The limited improvements observed on MIMIC-CXR highlight that the effectiveness of normalization depends strongly on the underlying acquisition heterogeneity. In datasets characterized by substantial cross-institution variation, global histogram-based adjustments alone are insufficient, underscoring the need for normalization strategies that explicitly account for broad domain shifts.

The contributions of this study are threefold. First, it provides a cross-dataset, cross-architecture benchmarking framework for systematically evaluating normalization strategies in chest X-ray classification. Second, it offers a statistically grounded comparison using non-parametric tests across multiple metrics, demonstrating that the performance differences are both numerically and statistically meaningful. Third, it demonstrates that an efficient adaptive normalization pipeline integrates well with lightweight architectures such as MobileNetV2, making it suitable for deployment in resource-constrained clinical environments.
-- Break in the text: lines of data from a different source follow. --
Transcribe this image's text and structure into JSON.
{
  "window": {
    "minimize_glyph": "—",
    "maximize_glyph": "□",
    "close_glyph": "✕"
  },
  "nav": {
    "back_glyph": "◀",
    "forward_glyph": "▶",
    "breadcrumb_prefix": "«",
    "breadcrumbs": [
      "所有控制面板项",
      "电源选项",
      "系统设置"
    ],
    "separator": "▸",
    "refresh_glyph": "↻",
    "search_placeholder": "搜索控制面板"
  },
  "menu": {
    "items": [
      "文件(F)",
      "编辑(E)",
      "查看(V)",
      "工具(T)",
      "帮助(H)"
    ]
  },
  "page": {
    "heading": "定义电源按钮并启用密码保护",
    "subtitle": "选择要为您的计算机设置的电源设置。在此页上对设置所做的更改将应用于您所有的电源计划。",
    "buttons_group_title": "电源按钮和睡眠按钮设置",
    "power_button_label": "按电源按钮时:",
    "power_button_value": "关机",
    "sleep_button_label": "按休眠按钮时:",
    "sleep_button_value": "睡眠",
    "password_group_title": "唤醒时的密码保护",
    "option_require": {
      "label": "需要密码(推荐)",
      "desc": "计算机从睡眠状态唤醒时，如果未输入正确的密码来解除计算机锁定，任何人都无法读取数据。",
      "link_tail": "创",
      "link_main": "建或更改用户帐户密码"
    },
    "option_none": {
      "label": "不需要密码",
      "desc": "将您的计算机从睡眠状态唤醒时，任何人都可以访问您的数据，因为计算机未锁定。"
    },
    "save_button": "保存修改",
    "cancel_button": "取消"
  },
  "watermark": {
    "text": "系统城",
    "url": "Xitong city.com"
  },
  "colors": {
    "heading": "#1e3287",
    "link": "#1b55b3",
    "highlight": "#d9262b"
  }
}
Future work will extend this pipeline to more diverse real-world cohorts and explore its integration with federated and source-free domain adaptation frameworks, as well as self-supervised pretraining on large unlabeled CXR collections. Another important direction is to combine adaptive normalization with explainable AI techniques to visualize how preprocessing influences salient regions, thereby facilitating clinical validation and trustworthy deployment of deep learning models in radiographic diagnostics.